Quarterly Data Adds Complexity: Additionally, the data is collected on a quarterly basis, meaning each entity appears multiple times across different quarters. So, applying a rank might complicate things further since the entities are repeated and should be evaluated independently for each quarter. What’s more important is comparing the percentage contribution of Score A and Score B across the same range rather than splitting them into ranked groups.

Given these points, a simpler approach—directly calculating and visualizing the percentage of values for both Score A and Score B within the same range—seems more suitable for my scenario. This allows for a clear side-by-side comparison without the additional complexity of ranking.

Thanks again for your help, and I’m happy to discuss further!

Brett · October 10, 2024, 3:19pm

Hi @defulamingge,
I understand. With the way the data is currently set-up though, something like the above mentioned, would be the way to accomplish this.
Now, if you were able to alter the table further and have columns like this:

Entity Ranking Ranking Type Value
A 4 A 300,000
A 6 B 300,000
B 8 A 600,000
B 2 B 200,000

With a dataset like this, making the visual will be a lot simpler.
X-Axis could be the Ranking,
Y-Axis can be the percent value:
sumOver({Value}, [{Entity}, {Ranking}, {Ranking Type}], PRE_AGG)/sumOver({Value}, [{Entity}, {Ranking Type}], PRE_AGG)
And the Group/Color by will just be the Ranking Type field.

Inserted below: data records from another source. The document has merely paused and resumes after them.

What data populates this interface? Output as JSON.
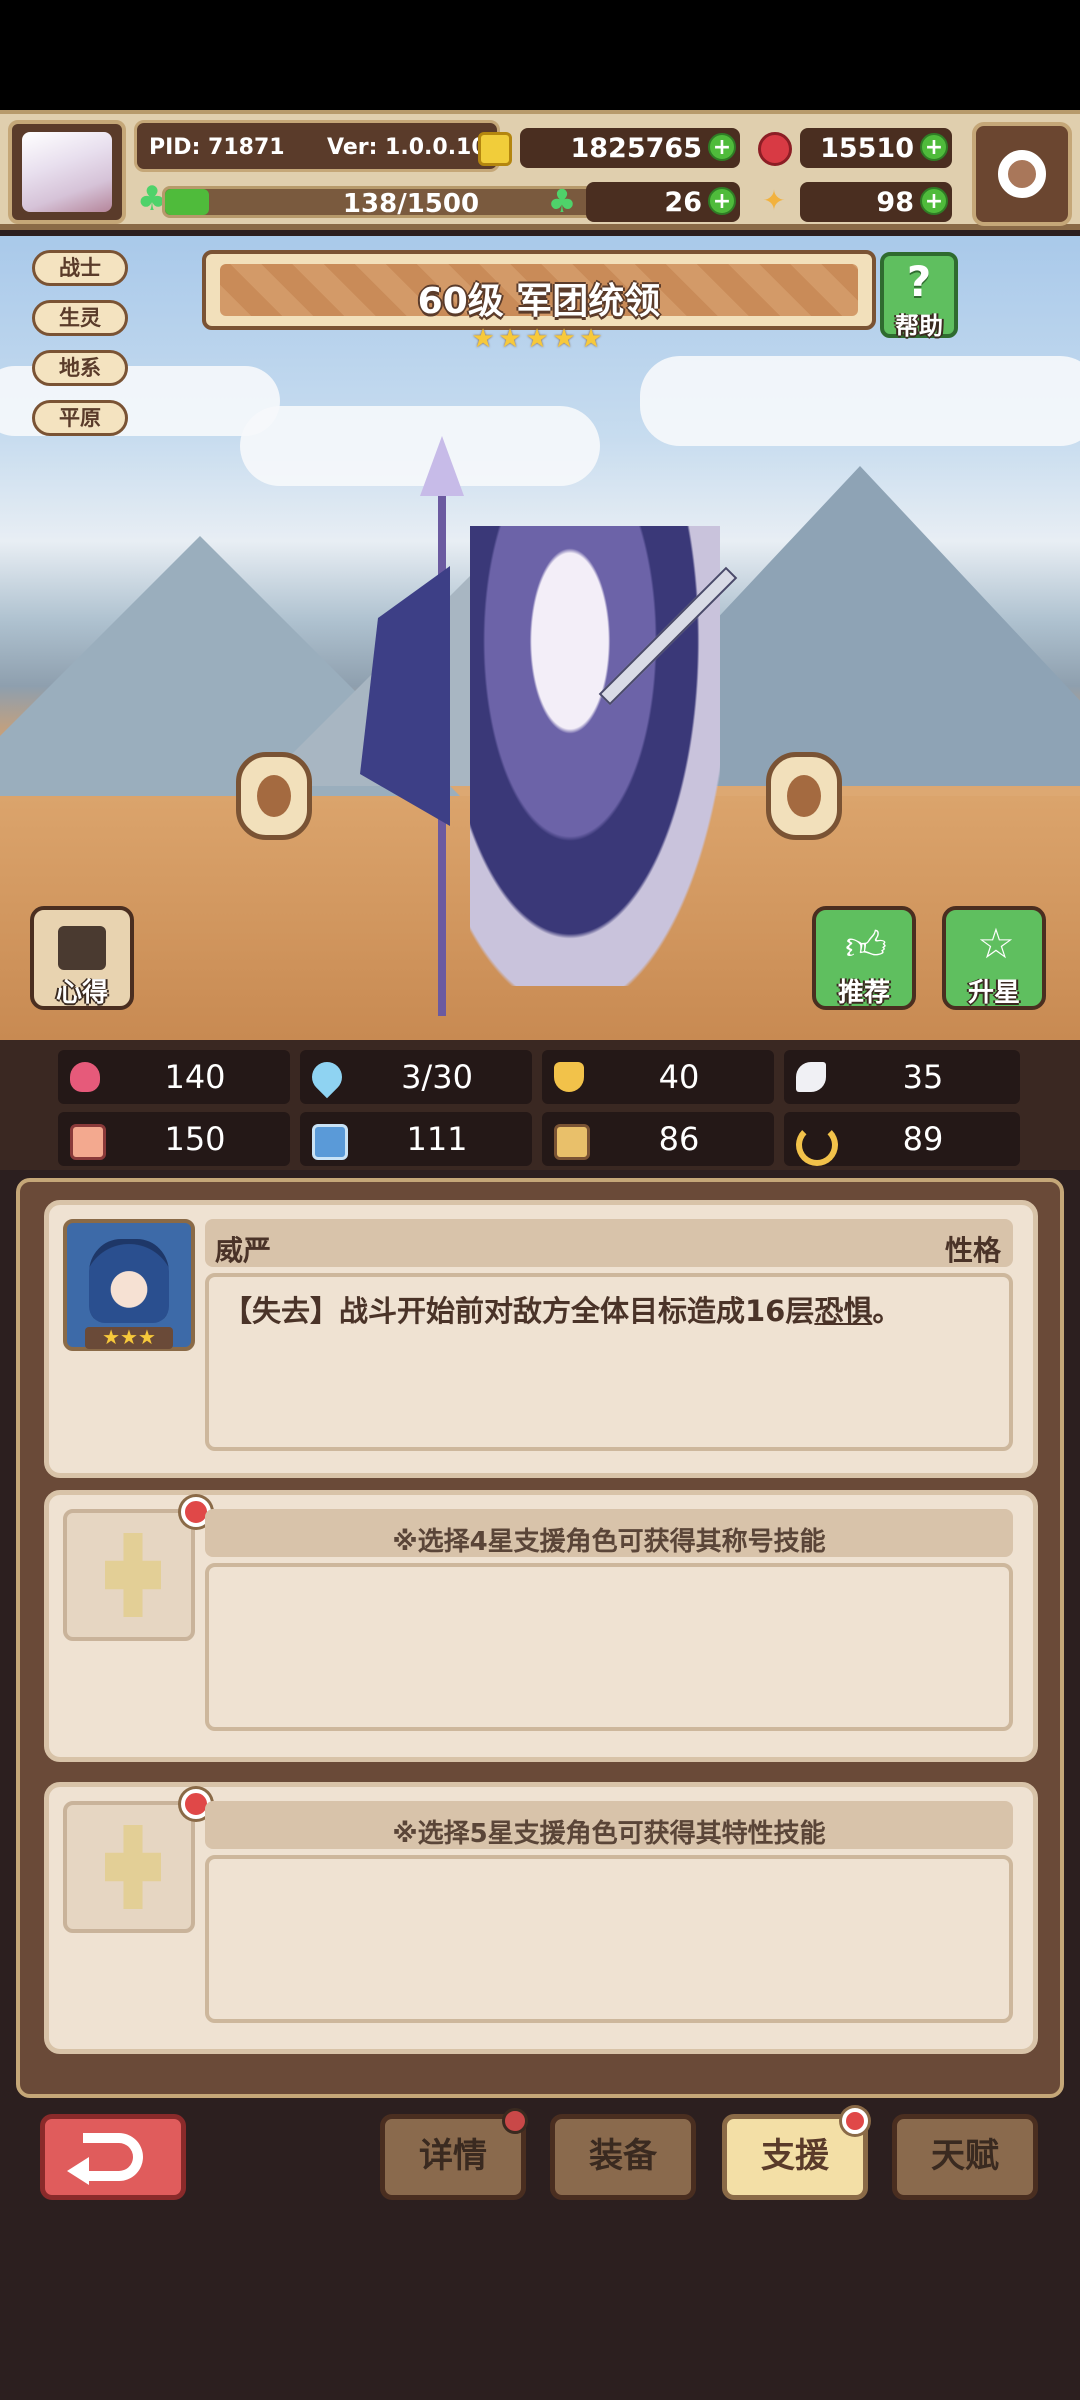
{
  "header": {
    "pid": "PID: 71871",
    "version": "Ver: 1.0.0.10",
    "exp": "138/1500",
    "gold": "1825765",
    "gems": "15510",
    "clover": "26",
    "bone": "98",
    "exp_progress": 0.092
  },
  "tags": [
    "战士",
    "生灵",
    "地系",
    "平原"
  ],
  "title": "60级 军团统领",
  "stars": 5,
  "help_label": "帮助",
  "side_buttons": {
    "insight": "心得",
    "recommend": "推荐",
    "star_up": "升星"
  },
  "stats": [
    {
      "icon": "heart-icon",
      "value": "140"
    },
    {
      "icon": "water-drop-icon",
      "value": "3/30"
    },
    {
      "icon": "shield-icon",
      "value": "40"
    },
    {
      "icon": "wing-icon",
      "value": "35"
    },
    {
      "icon": "fist-icon",
      "value": "150"
    },
    {
      "icon": "book-icon",
      "value": "111"
    },
    {
      "icon": "boot-icon",
      "value": "86"
    },
    {
      "icon": "horseshoe-icon",
      "value": "89"
    }
  ],
  "support": {
    "slot1": {
      "name": "威严",
      "category": "性格",
      "description_prefix": "【失去】战斗开始前对敌方全体目标造成16层",
      "description_link": "恐惧",
      "description_suffix": "。",
      "stars": 3
    },
    "slot2": {
      "hint": "※选择4星支援角色可获得其称号技能"
    },
    "slot3": {
      "hint": "※选择5星支援角色可获得其特性技能"
    }
  },
  "tabs": [
    "详情",
    "装备",
    "支援",
    "天赋"
  ],
  "colors": {
    "accent": "#c5a778",
    "panel": "#6a4a38",
    "red_dot": "#e04848",
    "green": "#4fbb3b"
  }
}
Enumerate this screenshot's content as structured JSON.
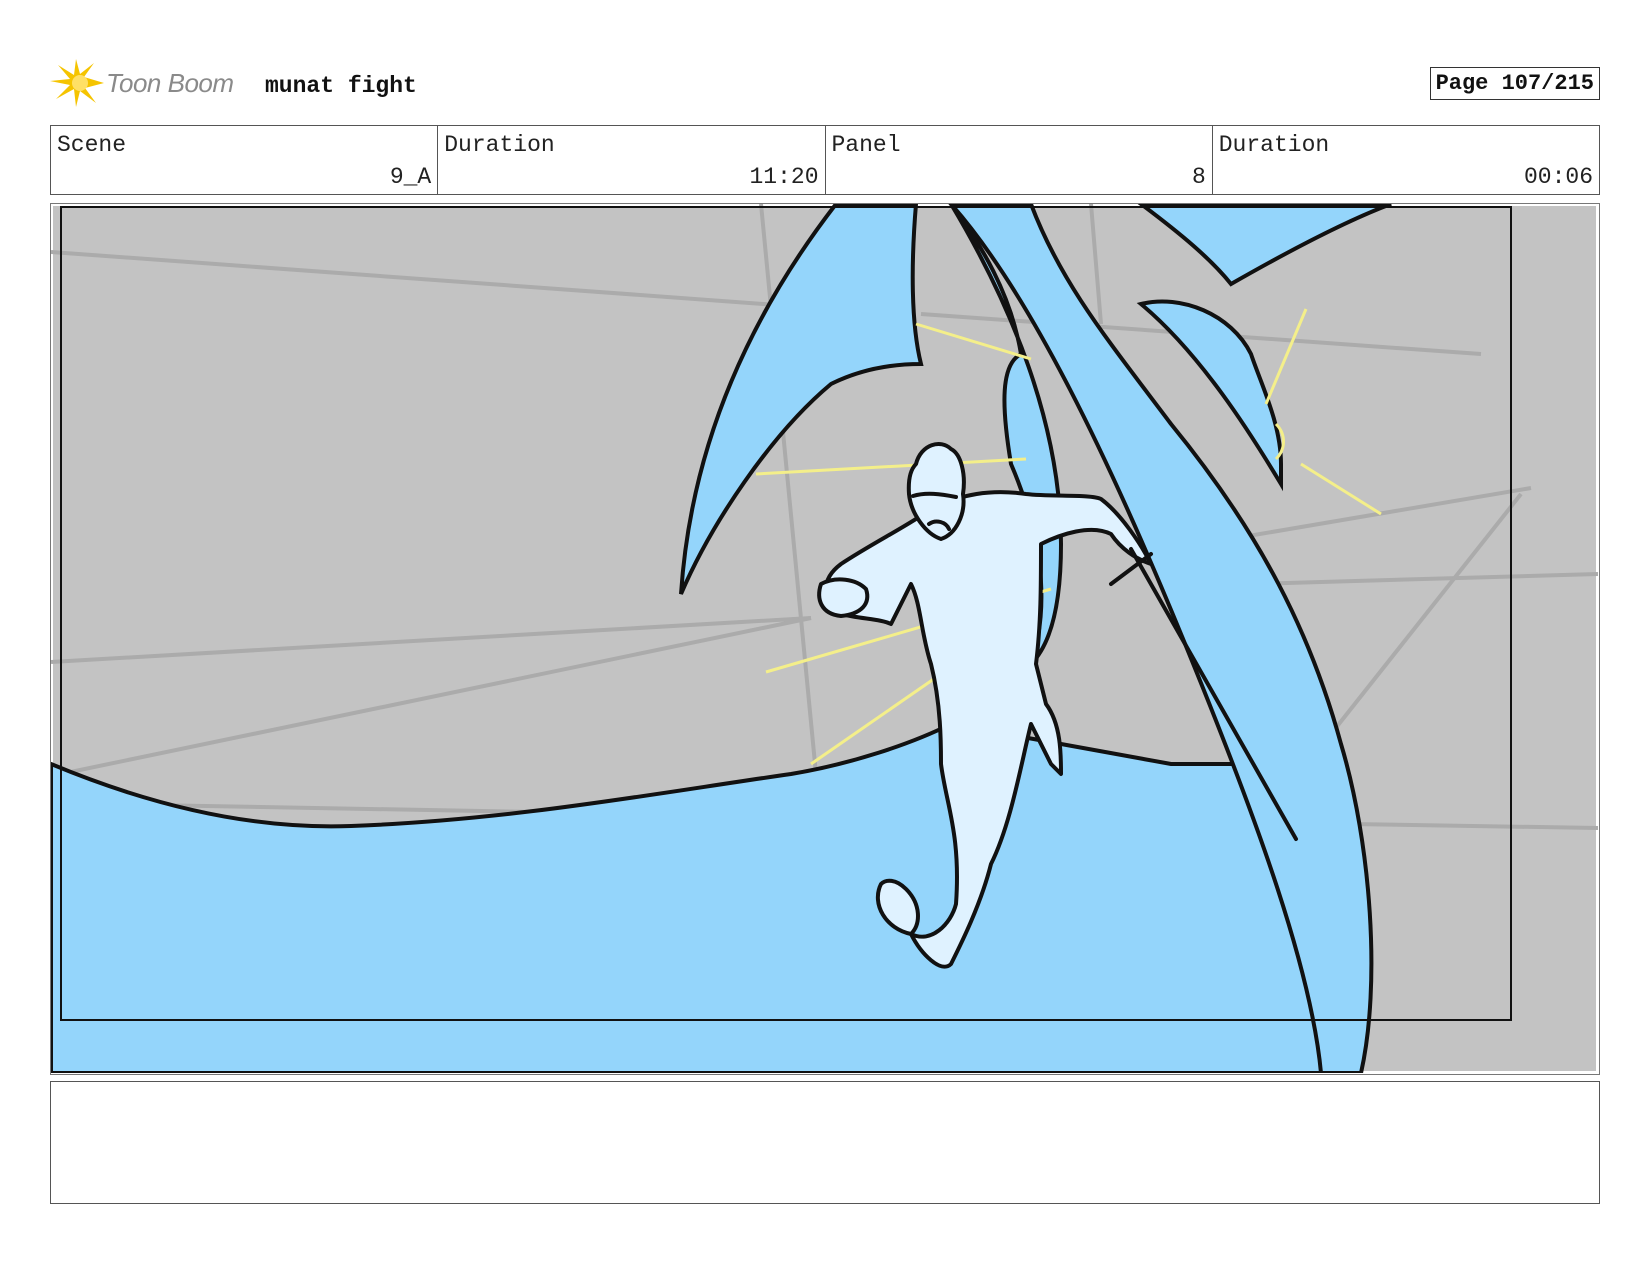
{
  "header": {
    "logo_text": "Toon Boom",
    "project_title": "munat fight",
    "page_label": "Page 107/215"
  },
  "info": {
    "scene_label": "Scene",
    "scene_value": "9_A",
    "scene_duration_label": "Duration",
    "scene_duration_value": "11:20",
    "panel_label": "Panel",
    "panel_value": "8",
    "panel_duration_label": "Duration",
    "panel_duration_value": "00:06"
  },
  "colors": {
    "sky_gray": "#c3c3c3",
    "fin_blue": "#94d5fb",
    "figure_blue": "#dff2ff",
    "flash_yellow": "#f4ef8a",
    "logo_yellow": "#f5c400"
  },
  "icons": {
    "logo": "toon-boom-starburst-icon"
  },
  "notes": {
    "text": ""
  }
}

If you want to simplify the process of visual creation, that data will need to be adjusted for this visual layout!

Brett · October 21, 2024, 3:39pm

Hi @defulamingge,
It’s been awhile since we last heard from you so following up to see if you had any additional questions?

If we do not hear back within the next 3 business days, I’ll go ahead and close out this topic.

Thank you!

Brett · October 24, 2024, 5:21pm

Hi @defulamingge,
Since we haven’t heard back, I’ll close out this topic. However, if you have any additional questions, feel free to create a new post in the community and link this discussion for relevant information if needed.

Thank you!